Лишь немногие понимали бесперспективность покорения Кавказа военной силой. В 1818 году М. Орлов писал А. Раевскому: «Так же трудно поработить чеченцев и другие народы края, как сгладить Кавказ. Это дело исполняется не штыками, но временем и просвещением… сделают еще экспедицию, повалят несколько народа, разобьют толпу неустроенных врагов, заложат какую-нибудь крепостцу и возвратятся восвояси, чтобы опять ожидать осени… Но со всем тем в этой непрерывной войне есть что-то величественное… Кто, кроме нас, может похвастаться, что видел вечную войну? » Того же образа мыслей придерживался и А. Грибоедов. В стихотворении «Хищники на Чегеме» (1825) от имени живущих общинно-феодальным укладом горцев говорится:

Живы в нас отцов обряды,

Кровь их буйная жива. < …>

Наши – камни; наши – кручи!

Русь! Зачем воюешь ты В

ековые высоты?

Досягнешь ли?

Не изменилась ситуация на Кавказе и во время, описанное Лермонтовым. Вся эта сложная картина обычаев, нравов и социальных отношений представляла собой благодатный материал для литературного изображения. Предшественники Лермонтова («Кавказский пленник» Пушкина, «Аммалат-Бек», «Мулла-Нур» А. Бестужева-Марлинского и множество других произведений ныне уже прочно забытых авторов) изображали Кавказ как край экзотический, в котором обитают еще не испорченные цивилизацией «дети природы».
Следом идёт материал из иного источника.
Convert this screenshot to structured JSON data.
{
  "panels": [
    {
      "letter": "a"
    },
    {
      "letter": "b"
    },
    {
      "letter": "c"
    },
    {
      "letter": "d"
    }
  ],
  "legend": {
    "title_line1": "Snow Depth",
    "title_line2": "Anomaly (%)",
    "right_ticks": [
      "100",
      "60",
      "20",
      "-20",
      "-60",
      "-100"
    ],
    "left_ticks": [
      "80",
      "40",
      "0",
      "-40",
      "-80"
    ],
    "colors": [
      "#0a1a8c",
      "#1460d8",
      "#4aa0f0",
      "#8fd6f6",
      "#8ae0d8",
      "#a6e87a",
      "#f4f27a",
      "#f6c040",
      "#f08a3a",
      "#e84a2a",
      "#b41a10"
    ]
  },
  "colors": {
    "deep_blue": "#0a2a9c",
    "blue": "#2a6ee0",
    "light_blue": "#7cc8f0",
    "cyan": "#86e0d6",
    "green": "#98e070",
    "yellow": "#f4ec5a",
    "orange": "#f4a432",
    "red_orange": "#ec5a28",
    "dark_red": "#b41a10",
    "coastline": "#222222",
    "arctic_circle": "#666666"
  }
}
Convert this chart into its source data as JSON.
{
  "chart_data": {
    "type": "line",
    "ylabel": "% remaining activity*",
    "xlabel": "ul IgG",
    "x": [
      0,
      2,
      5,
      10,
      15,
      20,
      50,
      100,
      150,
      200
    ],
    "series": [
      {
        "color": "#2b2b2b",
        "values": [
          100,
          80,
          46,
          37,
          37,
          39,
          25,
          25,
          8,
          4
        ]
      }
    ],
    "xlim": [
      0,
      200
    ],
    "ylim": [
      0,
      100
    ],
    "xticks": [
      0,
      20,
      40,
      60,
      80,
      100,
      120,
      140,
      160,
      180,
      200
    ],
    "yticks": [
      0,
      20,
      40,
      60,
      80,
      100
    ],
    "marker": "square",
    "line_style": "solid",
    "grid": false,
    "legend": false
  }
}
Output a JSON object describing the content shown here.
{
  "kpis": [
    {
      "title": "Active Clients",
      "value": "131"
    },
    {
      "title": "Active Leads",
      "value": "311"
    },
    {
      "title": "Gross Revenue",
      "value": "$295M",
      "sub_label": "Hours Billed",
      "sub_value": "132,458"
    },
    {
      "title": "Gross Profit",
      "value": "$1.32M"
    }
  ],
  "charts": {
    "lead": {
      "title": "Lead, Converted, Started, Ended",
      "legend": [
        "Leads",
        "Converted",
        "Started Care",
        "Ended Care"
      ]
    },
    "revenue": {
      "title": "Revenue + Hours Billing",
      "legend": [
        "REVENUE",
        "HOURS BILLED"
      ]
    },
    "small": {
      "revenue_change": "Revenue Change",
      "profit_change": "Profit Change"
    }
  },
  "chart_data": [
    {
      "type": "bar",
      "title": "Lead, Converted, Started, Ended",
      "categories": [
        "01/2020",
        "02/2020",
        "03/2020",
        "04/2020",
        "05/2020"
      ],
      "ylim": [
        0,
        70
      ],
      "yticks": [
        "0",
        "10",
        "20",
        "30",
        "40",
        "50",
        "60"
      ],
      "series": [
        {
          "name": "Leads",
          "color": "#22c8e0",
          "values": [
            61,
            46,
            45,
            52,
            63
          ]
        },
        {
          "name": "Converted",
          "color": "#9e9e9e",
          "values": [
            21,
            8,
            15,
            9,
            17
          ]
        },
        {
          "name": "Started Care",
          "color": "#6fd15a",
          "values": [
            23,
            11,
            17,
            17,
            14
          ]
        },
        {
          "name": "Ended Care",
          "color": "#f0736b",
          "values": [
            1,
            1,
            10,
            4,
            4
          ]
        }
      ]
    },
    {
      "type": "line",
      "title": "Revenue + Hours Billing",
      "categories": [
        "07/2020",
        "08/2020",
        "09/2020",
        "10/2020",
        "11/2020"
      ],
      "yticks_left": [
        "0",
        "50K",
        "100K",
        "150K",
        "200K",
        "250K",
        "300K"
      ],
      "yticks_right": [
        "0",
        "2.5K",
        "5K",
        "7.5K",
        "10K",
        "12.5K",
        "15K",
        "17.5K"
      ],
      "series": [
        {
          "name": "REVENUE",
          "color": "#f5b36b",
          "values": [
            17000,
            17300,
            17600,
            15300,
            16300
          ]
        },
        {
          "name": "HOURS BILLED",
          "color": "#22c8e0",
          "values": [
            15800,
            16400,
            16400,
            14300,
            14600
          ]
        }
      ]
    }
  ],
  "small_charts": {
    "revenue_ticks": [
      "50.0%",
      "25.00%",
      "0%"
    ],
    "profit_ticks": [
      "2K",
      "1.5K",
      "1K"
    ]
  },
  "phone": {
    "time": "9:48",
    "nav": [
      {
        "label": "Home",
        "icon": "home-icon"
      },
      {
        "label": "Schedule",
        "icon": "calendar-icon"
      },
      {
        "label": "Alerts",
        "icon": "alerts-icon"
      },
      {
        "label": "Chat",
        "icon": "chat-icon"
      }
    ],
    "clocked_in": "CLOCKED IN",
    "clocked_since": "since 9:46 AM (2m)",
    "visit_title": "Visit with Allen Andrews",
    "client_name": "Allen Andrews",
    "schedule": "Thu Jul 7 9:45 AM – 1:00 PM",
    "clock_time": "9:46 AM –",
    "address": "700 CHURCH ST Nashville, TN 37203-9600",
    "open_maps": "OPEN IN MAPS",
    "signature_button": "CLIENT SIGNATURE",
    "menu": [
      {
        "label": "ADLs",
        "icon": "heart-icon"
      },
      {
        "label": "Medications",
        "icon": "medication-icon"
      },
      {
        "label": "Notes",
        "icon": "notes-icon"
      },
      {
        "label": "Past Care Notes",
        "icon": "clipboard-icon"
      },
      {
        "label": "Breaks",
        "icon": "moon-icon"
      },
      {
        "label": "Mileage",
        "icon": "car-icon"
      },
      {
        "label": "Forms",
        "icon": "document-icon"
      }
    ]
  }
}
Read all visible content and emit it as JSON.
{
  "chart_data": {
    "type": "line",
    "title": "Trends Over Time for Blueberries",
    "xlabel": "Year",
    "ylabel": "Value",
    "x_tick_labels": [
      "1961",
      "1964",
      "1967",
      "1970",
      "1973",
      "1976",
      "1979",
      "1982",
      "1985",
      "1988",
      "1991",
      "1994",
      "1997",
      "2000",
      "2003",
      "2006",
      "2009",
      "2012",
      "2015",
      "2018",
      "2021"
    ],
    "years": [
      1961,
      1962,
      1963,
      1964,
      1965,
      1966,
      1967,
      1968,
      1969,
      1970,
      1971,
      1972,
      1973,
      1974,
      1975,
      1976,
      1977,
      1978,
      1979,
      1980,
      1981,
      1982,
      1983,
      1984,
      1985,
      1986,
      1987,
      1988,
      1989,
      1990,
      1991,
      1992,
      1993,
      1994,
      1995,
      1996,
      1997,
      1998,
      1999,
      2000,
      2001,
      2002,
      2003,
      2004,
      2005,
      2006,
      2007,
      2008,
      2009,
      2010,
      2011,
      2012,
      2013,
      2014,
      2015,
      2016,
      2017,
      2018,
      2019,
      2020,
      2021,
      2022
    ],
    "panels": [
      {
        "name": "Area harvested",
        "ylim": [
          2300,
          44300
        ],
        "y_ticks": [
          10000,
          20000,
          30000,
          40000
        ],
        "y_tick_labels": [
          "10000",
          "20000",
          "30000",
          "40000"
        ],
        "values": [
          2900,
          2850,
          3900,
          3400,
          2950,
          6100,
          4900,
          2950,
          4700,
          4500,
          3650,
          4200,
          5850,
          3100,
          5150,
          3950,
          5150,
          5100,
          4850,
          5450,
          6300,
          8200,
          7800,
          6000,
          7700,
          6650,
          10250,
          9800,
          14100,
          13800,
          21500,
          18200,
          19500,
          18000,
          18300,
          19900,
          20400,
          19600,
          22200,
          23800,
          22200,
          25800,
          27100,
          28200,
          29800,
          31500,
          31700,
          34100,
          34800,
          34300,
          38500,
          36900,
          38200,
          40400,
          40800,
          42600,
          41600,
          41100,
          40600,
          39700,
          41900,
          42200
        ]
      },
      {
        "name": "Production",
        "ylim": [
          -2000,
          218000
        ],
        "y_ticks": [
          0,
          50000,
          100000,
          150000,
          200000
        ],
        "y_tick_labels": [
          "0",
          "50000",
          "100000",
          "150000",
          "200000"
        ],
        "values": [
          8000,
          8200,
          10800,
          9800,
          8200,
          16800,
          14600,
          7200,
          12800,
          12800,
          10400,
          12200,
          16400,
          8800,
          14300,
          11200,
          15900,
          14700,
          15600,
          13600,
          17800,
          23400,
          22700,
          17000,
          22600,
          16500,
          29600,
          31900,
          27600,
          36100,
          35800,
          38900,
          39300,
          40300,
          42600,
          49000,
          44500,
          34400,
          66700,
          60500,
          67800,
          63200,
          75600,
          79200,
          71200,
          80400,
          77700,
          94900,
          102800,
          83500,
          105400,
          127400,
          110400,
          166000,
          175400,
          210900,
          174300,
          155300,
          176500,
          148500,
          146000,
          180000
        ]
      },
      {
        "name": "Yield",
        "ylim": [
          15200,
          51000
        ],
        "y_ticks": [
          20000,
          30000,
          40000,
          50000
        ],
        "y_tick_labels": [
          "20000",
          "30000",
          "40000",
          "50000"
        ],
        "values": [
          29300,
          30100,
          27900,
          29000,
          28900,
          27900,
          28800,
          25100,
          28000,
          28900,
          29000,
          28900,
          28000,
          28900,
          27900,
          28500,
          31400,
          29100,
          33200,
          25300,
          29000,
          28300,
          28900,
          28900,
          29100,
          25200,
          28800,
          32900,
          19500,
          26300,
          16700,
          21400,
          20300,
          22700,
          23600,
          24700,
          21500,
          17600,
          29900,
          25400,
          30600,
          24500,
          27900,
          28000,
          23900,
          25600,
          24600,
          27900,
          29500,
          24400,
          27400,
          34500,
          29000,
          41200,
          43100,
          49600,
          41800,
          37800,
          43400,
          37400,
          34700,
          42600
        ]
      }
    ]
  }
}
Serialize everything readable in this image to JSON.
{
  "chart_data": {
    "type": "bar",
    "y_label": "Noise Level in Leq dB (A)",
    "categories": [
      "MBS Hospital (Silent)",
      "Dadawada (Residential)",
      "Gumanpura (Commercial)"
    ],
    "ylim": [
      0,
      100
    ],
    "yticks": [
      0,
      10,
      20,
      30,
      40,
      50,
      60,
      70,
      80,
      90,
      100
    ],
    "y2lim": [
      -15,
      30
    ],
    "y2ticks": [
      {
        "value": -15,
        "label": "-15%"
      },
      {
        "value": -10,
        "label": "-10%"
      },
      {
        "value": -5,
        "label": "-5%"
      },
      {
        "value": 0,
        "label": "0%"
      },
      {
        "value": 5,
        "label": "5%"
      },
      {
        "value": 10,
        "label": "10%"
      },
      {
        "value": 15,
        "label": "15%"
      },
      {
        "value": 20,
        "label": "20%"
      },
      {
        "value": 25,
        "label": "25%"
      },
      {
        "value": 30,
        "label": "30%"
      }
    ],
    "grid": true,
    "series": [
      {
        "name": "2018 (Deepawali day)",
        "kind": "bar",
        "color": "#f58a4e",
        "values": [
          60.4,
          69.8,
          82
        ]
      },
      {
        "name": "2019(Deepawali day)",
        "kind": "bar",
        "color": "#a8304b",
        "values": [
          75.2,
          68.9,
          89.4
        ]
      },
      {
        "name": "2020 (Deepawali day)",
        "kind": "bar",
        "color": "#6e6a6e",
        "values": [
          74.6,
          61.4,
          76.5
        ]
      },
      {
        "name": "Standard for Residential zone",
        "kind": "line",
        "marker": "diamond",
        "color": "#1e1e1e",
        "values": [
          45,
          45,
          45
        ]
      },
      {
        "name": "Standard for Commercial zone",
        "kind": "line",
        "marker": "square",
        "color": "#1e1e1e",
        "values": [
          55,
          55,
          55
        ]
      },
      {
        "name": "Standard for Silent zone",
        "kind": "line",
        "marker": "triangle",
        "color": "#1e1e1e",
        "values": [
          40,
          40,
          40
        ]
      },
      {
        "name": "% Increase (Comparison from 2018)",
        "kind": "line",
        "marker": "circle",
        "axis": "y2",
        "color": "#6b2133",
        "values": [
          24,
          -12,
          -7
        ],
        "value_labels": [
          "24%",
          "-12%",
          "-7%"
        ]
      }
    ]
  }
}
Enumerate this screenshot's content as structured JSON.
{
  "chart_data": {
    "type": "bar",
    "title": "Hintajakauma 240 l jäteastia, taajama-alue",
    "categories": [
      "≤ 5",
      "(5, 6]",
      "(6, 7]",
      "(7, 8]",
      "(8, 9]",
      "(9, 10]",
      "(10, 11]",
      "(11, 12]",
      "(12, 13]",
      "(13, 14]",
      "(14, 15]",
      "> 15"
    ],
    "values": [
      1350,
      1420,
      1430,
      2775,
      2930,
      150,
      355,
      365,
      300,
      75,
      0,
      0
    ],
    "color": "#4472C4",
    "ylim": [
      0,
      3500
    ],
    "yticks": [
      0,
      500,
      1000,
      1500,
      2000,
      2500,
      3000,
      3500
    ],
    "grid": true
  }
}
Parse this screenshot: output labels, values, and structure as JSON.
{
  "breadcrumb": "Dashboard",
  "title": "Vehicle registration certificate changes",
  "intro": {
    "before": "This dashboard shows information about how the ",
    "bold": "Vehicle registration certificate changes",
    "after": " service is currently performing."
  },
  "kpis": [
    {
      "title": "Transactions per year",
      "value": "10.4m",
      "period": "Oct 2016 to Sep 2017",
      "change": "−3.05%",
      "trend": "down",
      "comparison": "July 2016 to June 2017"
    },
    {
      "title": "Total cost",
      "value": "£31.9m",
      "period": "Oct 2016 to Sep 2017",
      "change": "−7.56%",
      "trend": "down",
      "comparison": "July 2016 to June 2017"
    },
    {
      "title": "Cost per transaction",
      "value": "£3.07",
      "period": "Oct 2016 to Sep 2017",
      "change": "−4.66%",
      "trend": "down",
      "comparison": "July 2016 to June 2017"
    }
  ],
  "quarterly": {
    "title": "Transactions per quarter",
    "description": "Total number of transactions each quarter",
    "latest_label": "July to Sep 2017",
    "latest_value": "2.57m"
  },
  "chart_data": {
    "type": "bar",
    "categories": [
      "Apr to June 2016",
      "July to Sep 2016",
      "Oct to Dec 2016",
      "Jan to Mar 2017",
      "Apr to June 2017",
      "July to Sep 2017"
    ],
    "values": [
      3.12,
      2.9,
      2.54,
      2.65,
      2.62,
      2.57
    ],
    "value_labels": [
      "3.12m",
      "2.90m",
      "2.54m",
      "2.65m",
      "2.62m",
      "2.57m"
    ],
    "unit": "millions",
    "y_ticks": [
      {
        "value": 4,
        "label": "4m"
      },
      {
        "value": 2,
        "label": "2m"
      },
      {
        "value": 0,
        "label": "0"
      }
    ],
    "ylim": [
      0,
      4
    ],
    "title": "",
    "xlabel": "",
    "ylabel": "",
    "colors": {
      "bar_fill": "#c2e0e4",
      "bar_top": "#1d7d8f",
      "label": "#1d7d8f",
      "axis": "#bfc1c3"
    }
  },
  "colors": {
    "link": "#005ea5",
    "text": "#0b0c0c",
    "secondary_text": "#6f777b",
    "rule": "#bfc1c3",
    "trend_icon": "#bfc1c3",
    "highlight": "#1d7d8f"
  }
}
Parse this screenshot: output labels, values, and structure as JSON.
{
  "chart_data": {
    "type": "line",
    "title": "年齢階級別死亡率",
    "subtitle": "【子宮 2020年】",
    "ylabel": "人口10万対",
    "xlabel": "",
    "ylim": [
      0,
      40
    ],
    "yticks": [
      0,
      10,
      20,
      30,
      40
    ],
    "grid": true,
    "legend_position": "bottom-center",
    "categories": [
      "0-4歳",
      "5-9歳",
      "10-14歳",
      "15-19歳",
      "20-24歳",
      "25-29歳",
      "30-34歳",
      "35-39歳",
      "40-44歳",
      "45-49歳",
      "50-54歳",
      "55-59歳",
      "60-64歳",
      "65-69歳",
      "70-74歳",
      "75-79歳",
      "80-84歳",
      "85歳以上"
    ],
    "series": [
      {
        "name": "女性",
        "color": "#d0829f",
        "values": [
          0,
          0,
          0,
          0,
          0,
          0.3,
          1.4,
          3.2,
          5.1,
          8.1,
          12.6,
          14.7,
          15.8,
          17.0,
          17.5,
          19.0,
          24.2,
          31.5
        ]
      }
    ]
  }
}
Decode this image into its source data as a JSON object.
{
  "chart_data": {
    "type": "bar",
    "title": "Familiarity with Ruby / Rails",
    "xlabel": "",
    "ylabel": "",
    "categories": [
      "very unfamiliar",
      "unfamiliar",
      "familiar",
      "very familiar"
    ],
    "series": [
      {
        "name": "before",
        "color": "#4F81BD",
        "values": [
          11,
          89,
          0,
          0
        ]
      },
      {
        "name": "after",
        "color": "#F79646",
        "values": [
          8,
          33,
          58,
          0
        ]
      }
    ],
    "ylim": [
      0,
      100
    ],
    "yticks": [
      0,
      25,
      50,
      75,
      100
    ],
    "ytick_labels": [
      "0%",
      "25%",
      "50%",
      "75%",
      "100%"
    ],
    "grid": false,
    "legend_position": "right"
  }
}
В «Герое нашего времени» нет романтических эффектных сцен, а если таковые и возникают, то освещаются они с реалистических позиций. По напряженности интриги лермонтовский роман не уступает произведениям Бестужева-Марлинско-го, но он неизмеримо выше их по глубине психологического анализа.

В «Бэле» описывается путешествие через перевал по Военно-Грузинской дороге. По точности и лаконичности это описание можно сопоставить разве что со сдержанно кратким описанием того же самого отрезка пути в дневнике Грибоедова, который он вел в 1818 году для себя, а, стало быть, фиксирующем лишь факты и подлинные переживания.

У Грибоедова: «Подъем на Гуд-гору по косогору преузкому; пропасть неизмеряемая сбоку. По ту сторону ее горы превысокие, внизу речка; едва можно различить на крутой уединенной горке осетинские жилья. Дорога вьется через Гуд-гору кругом; несколько верховых встречаются. Не знаю, как не падают в пропасть кибитки и наши дрожки. Еще спуск большой и несколько других спусков. Башни брошенные; на самом верху столб и руины. Наконец приходим в Кашаур, навьючиваем, берем других лошадей, отправляемся далее, снег мало-помалу пропадает, всё начинает зеленеться, спускаемся с Кашаура, неожиданная веселая картина: Арагва внизу вся в кустарниках, тьма пашней, стад, разнообразных домов, башен, хат, имений, стад овец и коз (по камням все ходят), руин замков, церквей и монастырей разнообразных…»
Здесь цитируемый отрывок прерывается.